BUSINESS

Sektor Ketenagalistrikan Butuh Investasi US$1T Guna Transisi ke EBT

Pemerintah berupaya untuk menekan biaya investasi tersebut.

Sektor Ketenagalistrikan Butuh Investasi US$1T Guna Transisi ke EBTSalah satu pembangkit listrik di Maumere, NTT. (ShutterStock_gungpri)
by
22 December 2021
Follow Fortune Indonesia untuk mendapatkan informasi terkini. Klik untuk follow WhatsApp Channel & Google News

Jakarta, FORTUNE – Indonesia membutuhkan dana tidak sedikit untuk mendorong pemakaian energi bersih di dalam negeri, Menurut Menteri Energi dan Sumber Daya Mineral (ESDM) Arifin Tasrif, modal utama dalam transisi energi menuju nol emisi karbon atau net zero emission (NZE) pada 2060 adalah ketersediaan dan pengembangan energi baru terbarukan yang masif.

"Total investasi kelistrikan diproyeksikan US$1 triliun pada 2060 atau US$25 miliar per tahun. Diharapkan dengan dukungan teknologi yang kompetitif bisa menekan jumlah investasi tersebut," kata Arifin dalam sebuah webinar bertajuk Indonesia Energy Transition Outlook 2020, Selasa (21/12).

Pemerintah tengah memetakan pengembangan energi baru terbarukan yang masif dengan pengembangan pembangkit listrik tenaga surya (PLTS), pemanfaatan hidrogen, dan pengembangan penyimpanan dari sisi permintaan melalui kompor listrik, kendaraan listrik berbasis baterai, serta pengembangan interkoneksi smart grid dan panas bumi.

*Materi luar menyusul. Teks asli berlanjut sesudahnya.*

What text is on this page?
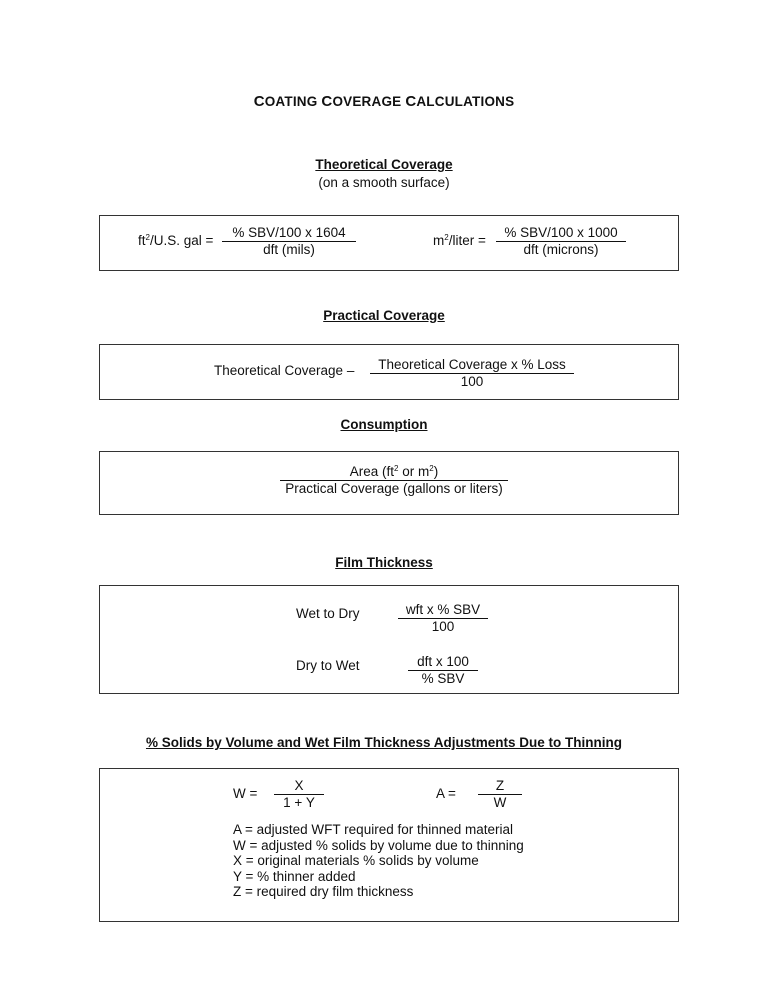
COATING COVERAGE CALCULATIONS
Theoretical Coverage
(on a smooth surface)
$ft^2/U.S$. gal =
% SBV/100 x 1604
dft (mils)
$m^2$/liter =
% SBV/100 x 1000
dft (microns)
Practical Coverage
Theoretical Coverage –	Theoretical Coverage x % Loss
100
Consumption
Area ($ft^2$ or $m^2$)
Practical Coverage (gallons or liters)
Film Thickness
Wet to Dry	wft x % SBV
100
Dry to Wet	dft x 100
% SBV
% Solids by Volume and Wet Film Thickness Adjustments Due to Thinning
$W = \frac{X}{1 + Y}$	$A = \frac{Z}{W}$
A = adjusted WFT required for thinned material
W = adjusted % solids by volume due to thinning
X = original materials % solids by volume
Y = % thinner added
Z = required dry film thickness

Dalam mendorong transisi energi, pemerintah melalui Kementerian ESDM juga telah mengesahkan Rencana Usaha Penyediaan Tenaga Listrik (RUPTL) 2021-2030, dengan rencana tambahan pembangkit energi baru terbarukan 20,9 Giga Watt (GW) atau 51,6 persen dari total tambahan pembangkit hingga 2030. "Sehingga PLTU 1,1 Giga Watt dan bisa teralisasi diubah menjadi PLTS dan co-firing biomassa, sehingga bisa tercapai EBT 23 persen pada 2025," ujarnya.

Terpenting, kata Arifin, pengembangan pembangkit energi baru terbarukan memperhitungkan penawaran dan permintaan, kesiapan sistem, skala keekonomian, diikuti kemampuan domestik untuk menghasilkan pembangkit energi baru terbarukan sehingga Indonesia tidak perlu mengimpor.

Perhatikan penawaran dan permintaan

Kendati telah menjadi prioritas utama bagi pemerintah dalam mewujudkan ketahanan energi di masa mendatang, Arifin mengatakan pengembangan energi bersih yang diperuntukkan untuk mempercepat pemerataan akses energi di masa transisi energi harus tetap mempertimbangkan penawaran dan permintaan.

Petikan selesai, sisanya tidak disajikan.